Everyone wants in. That cast of thousands aren't all content to be extras. I met Justin at a bar this week, seven days into his live broadcast. He told my friend Melissa that he hadn't yet been kissed on camera. Melissa solved that. As a member of MTV's The Real World remarked, when you're on camera, you feel obligated to step out and be interesting. In fact, that instinct drives shows like TRW. The result is constant drama and happy viewers.
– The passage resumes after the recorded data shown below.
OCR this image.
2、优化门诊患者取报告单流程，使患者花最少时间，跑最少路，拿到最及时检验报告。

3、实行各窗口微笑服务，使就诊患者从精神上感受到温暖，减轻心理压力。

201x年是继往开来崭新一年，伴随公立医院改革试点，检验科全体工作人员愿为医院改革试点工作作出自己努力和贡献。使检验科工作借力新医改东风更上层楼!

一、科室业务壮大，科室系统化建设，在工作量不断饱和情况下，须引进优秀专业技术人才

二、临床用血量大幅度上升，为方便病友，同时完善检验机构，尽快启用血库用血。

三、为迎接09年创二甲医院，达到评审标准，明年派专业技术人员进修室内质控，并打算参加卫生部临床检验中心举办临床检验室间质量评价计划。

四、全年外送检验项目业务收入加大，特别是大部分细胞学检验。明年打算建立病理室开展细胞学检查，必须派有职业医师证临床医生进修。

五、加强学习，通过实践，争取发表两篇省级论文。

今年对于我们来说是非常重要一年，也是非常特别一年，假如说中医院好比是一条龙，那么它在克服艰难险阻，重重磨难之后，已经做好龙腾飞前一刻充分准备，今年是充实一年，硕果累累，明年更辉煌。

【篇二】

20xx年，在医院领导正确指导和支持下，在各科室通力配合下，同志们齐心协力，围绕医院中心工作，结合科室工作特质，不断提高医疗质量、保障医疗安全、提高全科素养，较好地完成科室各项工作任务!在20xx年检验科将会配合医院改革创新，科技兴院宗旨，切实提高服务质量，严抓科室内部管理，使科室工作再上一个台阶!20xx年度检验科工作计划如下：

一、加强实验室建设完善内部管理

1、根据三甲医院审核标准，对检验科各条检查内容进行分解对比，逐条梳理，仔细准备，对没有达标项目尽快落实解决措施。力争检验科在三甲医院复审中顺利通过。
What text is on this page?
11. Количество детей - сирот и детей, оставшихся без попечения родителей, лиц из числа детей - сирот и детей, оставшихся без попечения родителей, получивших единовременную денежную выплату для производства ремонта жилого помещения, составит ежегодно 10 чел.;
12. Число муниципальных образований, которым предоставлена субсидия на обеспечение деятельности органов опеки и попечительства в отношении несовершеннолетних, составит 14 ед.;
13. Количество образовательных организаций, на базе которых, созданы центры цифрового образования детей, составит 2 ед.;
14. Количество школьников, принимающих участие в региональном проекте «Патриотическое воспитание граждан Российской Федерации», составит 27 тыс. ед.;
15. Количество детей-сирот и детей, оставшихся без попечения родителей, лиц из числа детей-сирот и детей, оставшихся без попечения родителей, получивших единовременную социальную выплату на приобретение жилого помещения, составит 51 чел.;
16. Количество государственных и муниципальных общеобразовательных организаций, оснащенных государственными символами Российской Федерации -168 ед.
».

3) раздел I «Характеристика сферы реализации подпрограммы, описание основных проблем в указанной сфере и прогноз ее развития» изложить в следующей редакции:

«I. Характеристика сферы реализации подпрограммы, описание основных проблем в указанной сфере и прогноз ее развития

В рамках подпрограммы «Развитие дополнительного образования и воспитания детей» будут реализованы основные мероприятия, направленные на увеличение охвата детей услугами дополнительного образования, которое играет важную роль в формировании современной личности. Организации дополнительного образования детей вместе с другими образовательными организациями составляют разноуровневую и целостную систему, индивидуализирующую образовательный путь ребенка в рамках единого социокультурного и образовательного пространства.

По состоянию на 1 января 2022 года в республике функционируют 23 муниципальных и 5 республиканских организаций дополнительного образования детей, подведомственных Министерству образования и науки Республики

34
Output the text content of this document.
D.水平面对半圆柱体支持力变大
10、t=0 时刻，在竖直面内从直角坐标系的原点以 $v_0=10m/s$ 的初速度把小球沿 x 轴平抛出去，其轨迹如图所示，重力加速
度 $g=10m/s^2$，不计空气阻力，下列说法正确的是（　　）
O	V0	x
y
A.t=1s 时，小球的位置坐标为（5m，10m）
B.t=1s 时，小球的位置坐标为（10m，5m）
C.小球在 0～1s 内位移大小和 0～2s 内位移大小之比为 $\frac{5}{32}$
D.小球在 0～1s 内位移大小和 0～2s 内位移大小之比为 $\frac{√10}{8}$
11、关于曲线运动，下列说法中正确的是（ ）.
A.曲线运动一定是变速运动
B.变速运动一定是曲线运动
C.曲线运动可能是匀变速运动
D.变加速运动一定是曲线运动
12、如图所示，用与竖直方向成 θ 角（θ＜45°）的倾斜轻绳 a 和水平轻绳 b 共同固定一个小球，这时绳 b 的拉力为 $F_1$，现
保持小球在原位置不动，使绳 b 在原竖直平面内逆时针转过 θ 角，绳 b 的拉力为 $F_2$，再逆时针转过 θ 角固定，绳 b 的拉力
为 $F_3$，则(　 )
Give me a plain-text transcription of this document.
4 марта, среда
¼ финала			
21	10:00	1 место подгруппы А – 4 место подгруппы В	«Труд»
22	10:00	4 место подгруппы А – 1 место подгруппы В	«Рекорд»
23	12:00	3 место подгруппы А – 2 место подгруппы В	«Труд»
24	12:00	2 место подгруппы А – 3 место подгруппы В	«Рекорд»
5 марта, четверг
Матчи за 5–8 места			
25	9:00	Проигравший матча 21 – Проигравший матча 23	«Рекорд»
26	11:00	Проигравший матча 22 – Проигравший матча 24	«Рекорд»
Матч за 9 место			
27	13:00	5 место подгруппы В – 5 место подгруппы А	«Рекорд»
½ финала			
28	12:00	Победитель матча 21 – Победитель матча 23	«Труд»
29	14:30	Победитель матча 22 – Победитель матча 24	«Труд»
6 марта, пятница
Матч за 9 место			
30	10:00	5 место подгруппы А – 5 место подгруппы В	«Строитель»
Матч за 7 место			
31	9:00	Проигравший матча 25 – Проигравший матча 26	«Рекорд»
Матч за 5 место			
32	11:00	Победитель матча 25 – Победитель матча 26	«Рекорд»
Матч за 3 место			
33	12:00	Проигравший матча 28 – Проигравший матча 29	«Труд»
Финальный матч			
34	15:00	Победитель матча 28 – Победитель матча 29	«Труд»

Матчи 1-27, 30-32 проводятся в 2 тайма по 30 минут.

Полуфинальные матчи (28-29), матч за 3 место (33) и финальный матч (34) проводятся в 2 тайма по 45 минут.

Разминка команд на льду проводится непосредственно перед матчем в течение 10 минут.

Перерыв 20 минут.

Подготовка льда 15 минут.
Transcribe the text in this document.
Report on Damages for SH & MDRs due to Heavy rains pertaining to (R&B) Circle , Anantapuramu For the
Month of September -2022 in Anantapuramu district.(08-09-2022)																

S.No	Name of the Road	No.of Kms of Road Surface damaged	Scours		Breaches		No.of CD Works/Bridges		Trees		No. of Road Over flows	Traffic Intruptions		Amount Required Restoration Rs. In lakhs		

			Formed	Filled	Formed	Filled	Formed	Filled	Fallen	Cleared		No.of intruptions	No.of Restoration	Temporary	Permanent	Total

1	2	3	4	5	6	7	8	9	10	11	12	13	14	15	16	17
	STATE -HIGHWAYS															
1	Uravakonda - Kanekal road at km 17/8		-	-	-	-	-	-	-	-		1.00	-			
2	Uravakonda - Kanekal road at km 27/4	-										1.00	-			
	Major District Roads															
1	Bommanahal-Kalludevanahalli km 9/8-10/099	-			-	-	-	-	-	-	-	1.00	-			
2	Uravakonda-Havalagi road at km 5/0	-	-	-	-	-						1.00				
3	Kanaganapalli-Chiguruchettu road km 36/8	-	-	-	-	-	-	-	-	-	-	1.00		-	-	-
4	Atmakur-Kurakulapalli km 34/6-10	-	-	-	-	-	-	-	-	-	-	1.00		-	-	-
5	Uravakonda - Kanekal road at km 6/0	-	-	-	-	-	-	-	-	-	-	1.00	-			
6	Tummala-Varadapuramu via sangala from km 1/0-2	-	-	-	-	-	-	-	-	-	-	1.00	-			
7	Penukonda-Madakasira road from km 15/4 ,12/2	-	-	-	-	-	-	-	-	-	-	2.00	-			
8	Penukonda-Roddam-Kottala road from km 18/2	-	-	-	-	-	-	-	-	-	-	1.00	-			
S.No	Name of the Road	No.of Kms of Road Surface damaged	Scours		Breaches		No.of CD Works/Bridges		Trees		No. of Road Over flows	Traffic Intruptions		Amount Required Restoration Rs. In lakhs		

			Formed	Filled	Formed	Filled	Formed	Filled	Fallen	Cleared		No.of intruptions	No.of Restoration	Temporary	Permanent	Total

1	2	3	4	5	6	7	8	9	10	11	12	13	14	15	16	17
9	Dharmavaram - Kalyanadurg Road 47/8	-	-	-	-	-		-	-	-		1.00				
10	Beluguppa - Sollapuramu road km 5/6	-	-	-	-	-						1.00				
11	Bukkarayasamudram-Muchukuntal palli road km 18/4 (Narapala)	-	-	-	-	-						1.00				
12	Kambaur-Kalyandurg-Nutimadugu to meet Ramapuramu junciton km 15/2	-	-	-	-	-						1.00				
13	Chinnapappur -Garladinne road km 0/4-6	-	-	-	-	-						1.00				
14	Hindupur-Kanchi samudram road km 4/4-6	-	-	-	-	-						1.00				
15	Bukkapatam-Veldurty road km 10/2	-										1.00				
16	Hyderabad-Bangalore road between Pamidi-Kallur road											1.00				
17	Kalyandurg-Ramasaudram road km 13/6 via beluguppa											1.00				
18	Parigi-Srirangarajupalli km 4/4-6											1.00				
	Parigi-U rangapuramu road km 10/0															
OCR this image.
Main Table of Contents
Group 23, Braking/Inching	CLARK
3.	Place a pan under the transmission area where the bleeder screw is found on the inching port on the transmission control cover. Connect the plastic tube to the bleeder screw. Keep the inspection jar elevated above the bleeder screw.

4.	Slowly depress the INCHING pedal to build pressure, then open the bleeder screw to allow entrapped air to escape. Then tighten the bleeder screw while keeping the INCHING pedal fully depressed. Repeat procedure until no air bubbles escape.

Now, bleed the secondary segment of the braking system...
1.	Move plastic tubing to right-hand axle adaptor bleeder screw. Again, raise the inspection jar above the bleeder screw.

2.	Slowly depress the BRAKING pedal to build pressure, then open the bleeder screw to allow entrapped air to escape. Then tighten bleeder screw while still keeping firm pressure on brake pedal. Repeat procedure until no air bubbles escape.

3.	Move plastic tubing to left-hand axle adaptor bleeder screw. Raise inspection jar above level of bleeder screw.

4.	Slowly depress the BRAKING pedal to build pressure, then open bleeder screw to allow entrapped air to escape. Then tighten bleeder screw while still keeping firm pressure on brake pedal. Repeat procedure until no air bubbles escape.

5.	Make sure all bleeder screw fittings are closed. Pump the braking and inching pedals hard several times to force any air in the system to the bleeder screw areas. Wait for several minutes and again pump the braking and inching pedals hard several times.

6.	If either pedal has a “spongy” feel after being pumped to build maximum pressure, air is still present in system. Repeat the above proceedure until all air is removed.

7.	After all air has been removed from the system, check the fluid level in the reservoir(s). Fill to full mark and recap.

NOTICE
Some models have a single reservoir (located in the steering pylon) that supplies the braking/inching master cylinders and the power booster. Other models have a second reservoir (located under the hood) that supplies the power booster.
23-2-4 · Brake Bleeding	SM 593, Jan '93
24/7 means warts and all. Speaking of The Real World, ever notice how network TV's reality shows are as heavily edited as any scripted story? There's still a lack of rawness. Justin takes his camera into the bathroom. And as for everyone's favorite question:

Yes, he'll have sex on camera. It's been cute to watch his responses change; by Friday he had moved from "no" to telling Wired News "Maybe we could do it with a half-camera." No, I don't know what a half-camera is either, but by last night he was telling those of use gathered around him that he'd almost definitely have a camera pointed at him during sex (with a girl, if you're wondering).

He's kind of a dick. At least his friends are: they make fun of some people who appear on the show; they swear about their business contacts. The viewers are even worse; one launched a blog giving hilariously cruel nicknames to everyone with a cameo; it was decided that I was a Jewish boy named ShalomBerry, and that Justin was cockblocking me from my friend Melissa. On the way back from meeting Melissa, Justin's crew tried to remember what she does. "She helps sex workers document cases of police brutality," one said about "that girl." "Then she posts it for guys to jerk off to." (The former, yes. The latter, um, no.)

One blogger worried about this behavior, calling it "the dumb leading the dumber, the desperate leading the more desperate, the fame-hungry feeding the fame-starved." But who of us hasn't had such a conversation about a stranger? We're all dicks. The only difference is that when these guys gossip, the subjects can hear it.

Of course, they have to watch the stream to catch it. And that's the draw of Justin.tv: If you turn it off, you'll miss something. As one of the entourage said on the show today, "The interesting things aren't scheduled." That's a problem, but it's also the show's biggest boon: the only way to catch it all is to keep it on for the rest of your life.

Nick Douglas writes for Valleywag, Blogebrity, and Look Shiny. He is not Jewish, but he is a bit Jew-ish.